During Carnival the young and the indolent amuse themselves by hurling water balloons at strangers. The majority of the assailants are young (I presume single) guys, who target all girls with the aim of seducing them through annoyance. The girls do fight back to a limited extent, and the really young pre-seduction aged kids get in on the act too.
While I am told that everyone gets drenched during Carnival (and some people get bruised when the greatest lotharios freeze the water balloons before throwing them), many people are also bombarded in the weeks and months before the real festivities. The streets of Sucre in January are already littered with the spent forms of lobbed balloons. Gringos are a popular target, along with girls. Gringa girls are particularly popular targets. There is no need to savour the reaction of a wet gringo. Doors open, balloons are thrown, doors are slammed. Sometimes I can catch no more than the brief blur of the arm of my assailant.
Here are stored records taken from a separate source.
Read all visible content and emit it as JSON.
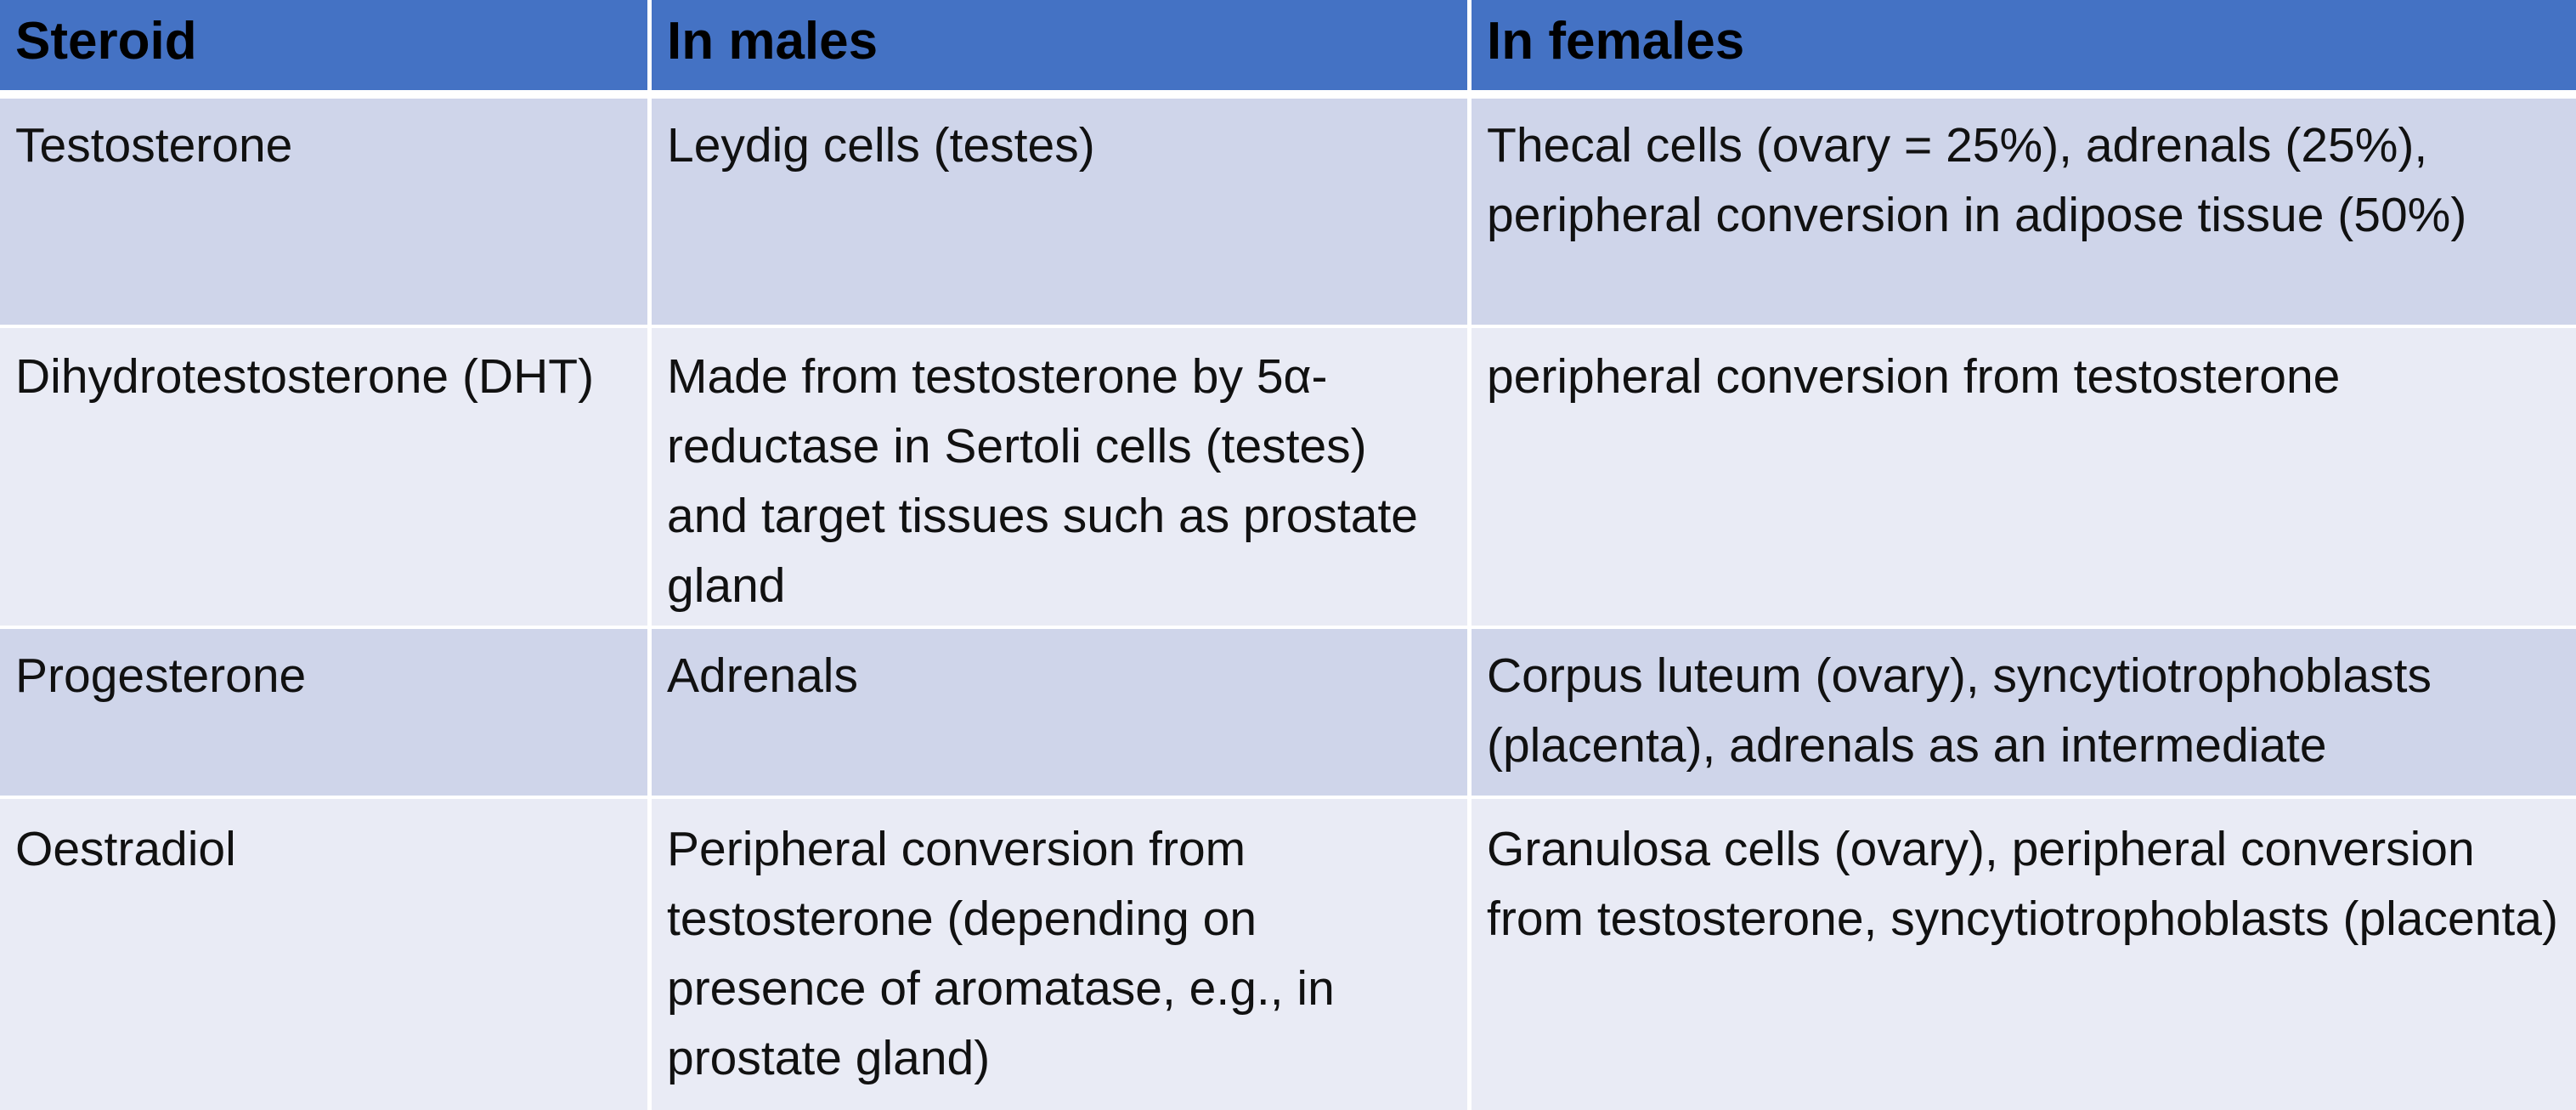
{
  "table": {
    "headers": [
      "Steroid",
      "In males",
      "In females"
    ],
    "rows": [
      {
        "steroid": "Testosterone",
        "males": "Leydig cells (testes)",
        "females": "Thecal cells (ovary = 25%), adrenals (25%), peripheral conversion in adipose tissue (50%)"
      },
      {
        "steroid": "Dihydrotestosterone (DHT)",
        "males": "Made from testosterone by 5α-reductase in Sertoli cells (testes) and target tissues such as prostate gland",
        "females": "peripheral conversion from testosterone"
      },
      {
        "steroid": "Progesterone",
        "males": "Adrenals",
        "females": "Corpus luteum (ovary), syncytiotrophoblasts (placenta), adrenals as an intermediate"
      },
      {
        "steroid": "Oestradiol",
        "males": "Peripheral conversion from testosterone (depending on presence of aromatase, e.g., in prostate gland)",
        "females": "Granulosa cells (ovary), peripheral conversion from testosterone, syncytiotrophoblasts (placenta)"
      }
    ]
  },
  "colors": {
    "header": "#4472c4",
    "row_dark": "#cfd5ea",
    "row_light": "#e9ebf5"
  }
}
And so I have learned a new paranoia. I have learned and am learning to suspect doorways and ajar doors. I cast interrogatory eyes over balconies and second-story windows. I assume the worst of all groups of idle Bolivians. I scowl at anyone who looks twice at me, or points me out to their buddies. In these ways I have reduced the number of drenchings I have received. In my first days I was splashed almost daily.
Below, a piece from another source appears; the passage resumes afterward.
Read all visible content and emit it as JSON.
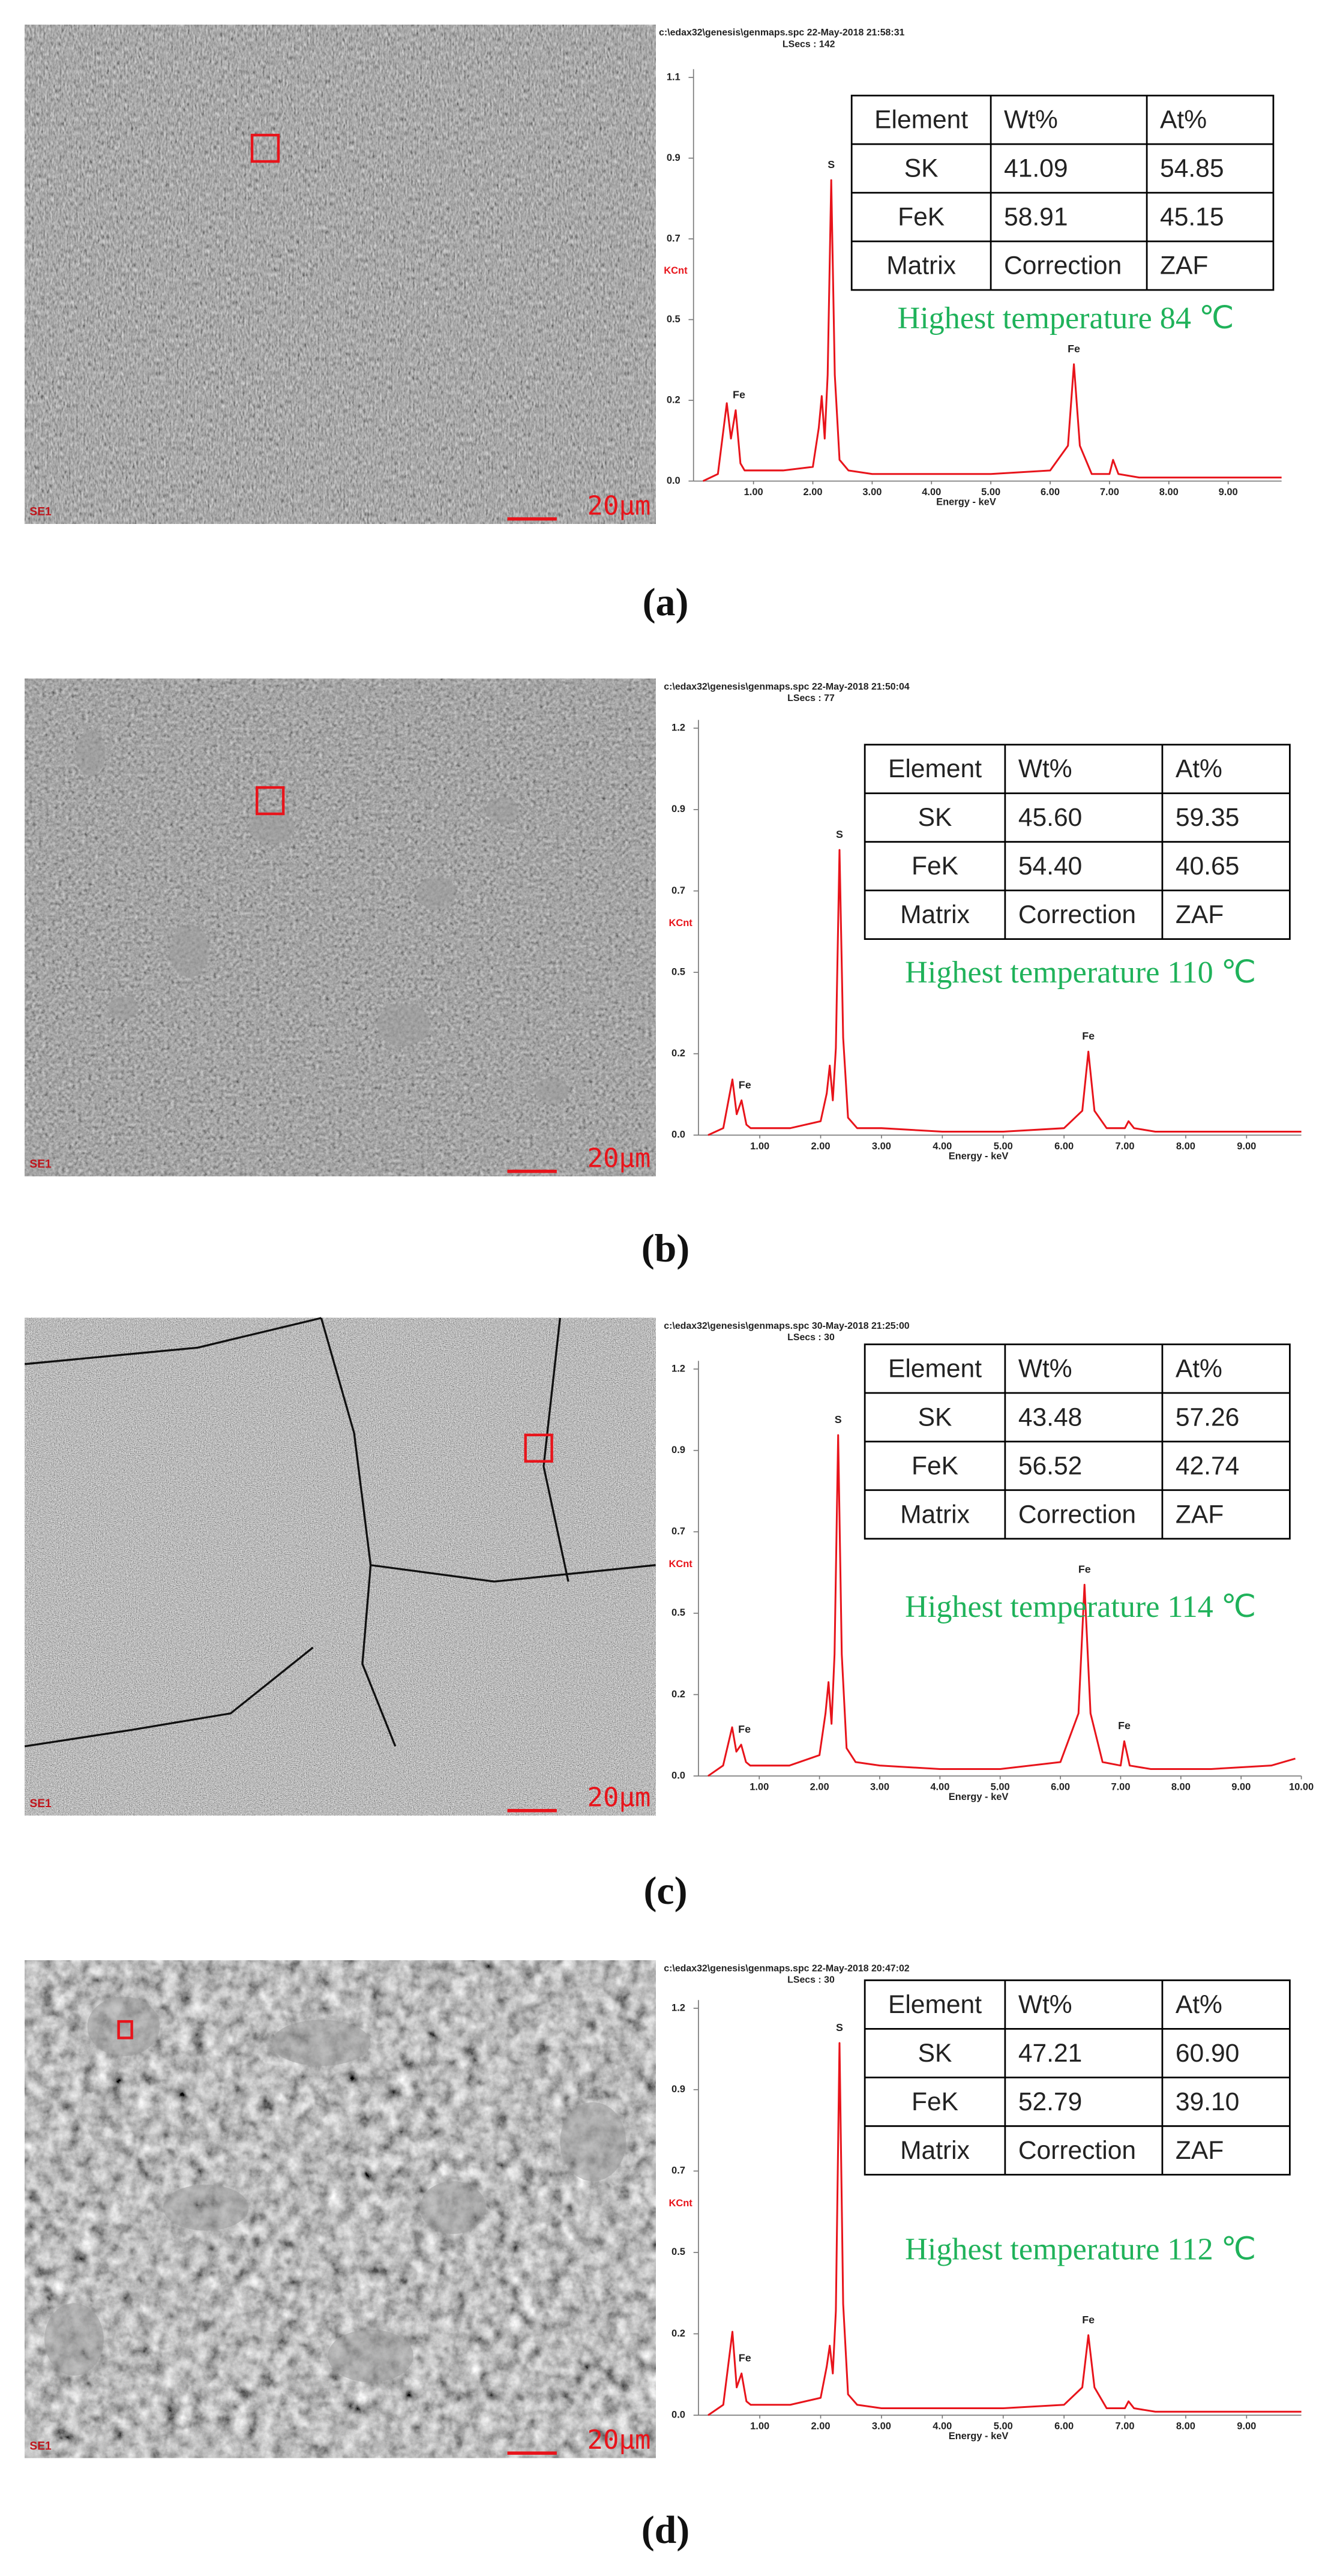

All these precautions are of limited use, though, as the wet season rolls on and storms come charging over the city. Sucre is high enough that storms can coalesce over the city in almost no time, bringing great snares of lightning, and thunder with enough force to set off car alarms all over the city. When a storm hits there is no staying dry. There is only resignation and the subsequent wringing and hanging out of clothes, and the resumption of the cat-and-mouse played daily with the water balloonists.